L’uomo la abbracciò e le disse che la sua casetta era pulita e in ordine, era in attesa di lei.
Trascorse del tempo, il ronin venne segnato dagli eventi della vita, entrambi vissero insieme altri due anni. Poi d’inverno l’uomo cominciò a sentire freddo nelle ossa, ma non intravide i cumuli oscuri all’orizzonte, ma percepì che in quell’anno non era giunto l’inverno dello spirito, come sempre.
Un giorno, scoppiò un terribile temporale. La principessa cadde sotto un’oscura ombra, cominciò a perdere se stessa, vagò sotto la pioggia dura, incessante, quella pioggia che scava la pelle, corrode le ossa e ti divora dentro, che cerca di soffocare la luce.
Il ronin non la vide e disperatamente la cercò giorno e notte, sentiva un oscuro presagio.
La ritrovò sotto il temporale. Confusa, piegata, senza forze.
La riportò dolcemente nella casetta, nel suo rifugio. La asciugò tutto il giorno, non smise mai di parlarle, di pregare a modo suo.
Ma la pioggia cadeva sempre più forte, dura, implacabile e impietosa.
L’uomo fece scudo con se stesso, la protesse, cercò di proteggerla, mentre la pioggia perforava il suo mantello e la sua pelle, rodeva le ossa e si calcinava nel suo spirito erodendolo, rendendolo sordo e cieco e vuoto.
Nel momento più buio l’uomo cercò disperatamente aiuto. Anche se sapeva che ormai era troppo tardi. Nella suo totale e contuso annichilimento, sentì che qualcuno stava cercando di dare conforto a loro due. Una donna con un ombrello di carta di riso diede un temporaneo sollievo ai due, al ronin.

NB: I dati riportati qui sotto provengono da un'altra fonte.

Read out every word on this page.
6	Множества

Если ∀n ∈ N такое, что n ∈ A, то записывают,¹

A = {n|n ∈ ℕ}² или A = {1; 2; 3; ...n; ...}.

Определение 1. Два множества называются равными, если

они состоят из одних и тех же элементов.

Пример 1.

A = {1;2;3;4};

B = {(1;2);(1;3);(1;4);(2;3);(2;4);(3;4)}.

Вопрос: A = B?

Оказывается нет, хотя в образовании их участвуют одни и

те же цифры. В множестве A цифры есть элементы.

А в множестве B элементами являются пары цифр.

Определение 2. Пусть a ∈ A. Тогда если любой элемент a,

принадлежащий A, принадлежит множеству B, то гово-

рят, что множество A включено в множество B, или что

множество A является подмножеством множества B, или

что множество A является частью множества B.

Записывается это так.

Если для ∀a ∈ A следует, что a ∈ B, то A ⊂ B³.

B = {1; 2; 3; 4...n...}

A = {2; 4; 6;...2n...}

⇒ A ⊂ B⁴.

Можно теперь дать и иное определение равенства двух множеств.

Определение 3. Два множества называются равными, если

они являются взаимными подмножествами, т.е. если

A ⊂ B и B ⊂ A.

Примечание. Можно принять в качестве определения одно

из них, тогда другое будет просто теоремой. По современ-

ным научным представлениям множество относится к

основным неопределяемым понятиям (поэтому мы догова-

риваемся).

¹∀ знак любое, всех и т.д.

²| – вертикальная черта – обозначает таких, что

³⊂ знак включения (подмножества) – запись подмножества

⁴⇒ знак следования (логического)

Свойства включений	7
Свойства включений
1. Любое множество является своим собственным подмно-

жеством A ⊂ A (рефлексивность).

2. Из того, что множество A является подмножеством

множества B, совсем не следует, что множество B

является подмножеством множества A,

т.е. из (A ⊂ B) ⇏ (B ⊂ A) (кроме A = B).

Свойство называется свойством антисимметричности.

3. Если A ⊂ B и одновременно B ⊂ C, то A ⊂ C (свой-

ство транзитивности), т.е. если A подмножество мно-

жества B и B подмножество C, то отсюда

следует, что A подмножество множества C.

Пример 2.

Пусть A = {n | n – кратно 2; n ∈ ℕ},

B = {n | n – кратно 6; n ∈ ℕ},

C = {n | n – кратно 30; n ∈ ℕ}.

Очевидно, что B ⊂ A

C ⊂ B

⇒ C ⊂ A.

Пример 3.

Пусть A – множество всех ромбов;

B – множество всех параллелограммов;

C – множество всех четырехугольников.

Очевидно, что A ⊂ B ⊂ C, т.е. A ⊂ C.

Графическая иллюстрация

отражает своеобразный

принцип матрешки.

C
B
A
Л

Grazie, disse l’uomo tra le lacrime.
Lasciala andare, disse la donna, fallo per lei. Sì, disse a malincuore l’uomo, distrutto, poi si voltò per un attimo.
E quando il suo sguardo ritornò sulla principessa lei era andata, sulle ondate terribili della pioggia.
L’uomo la udì sussurrare. Le disse che le voleva bene. La salutò.
Poi restò a lungo a guardarla, compresso nel suo silenzio.
Un silenzio che unisce due vite. Per sempre.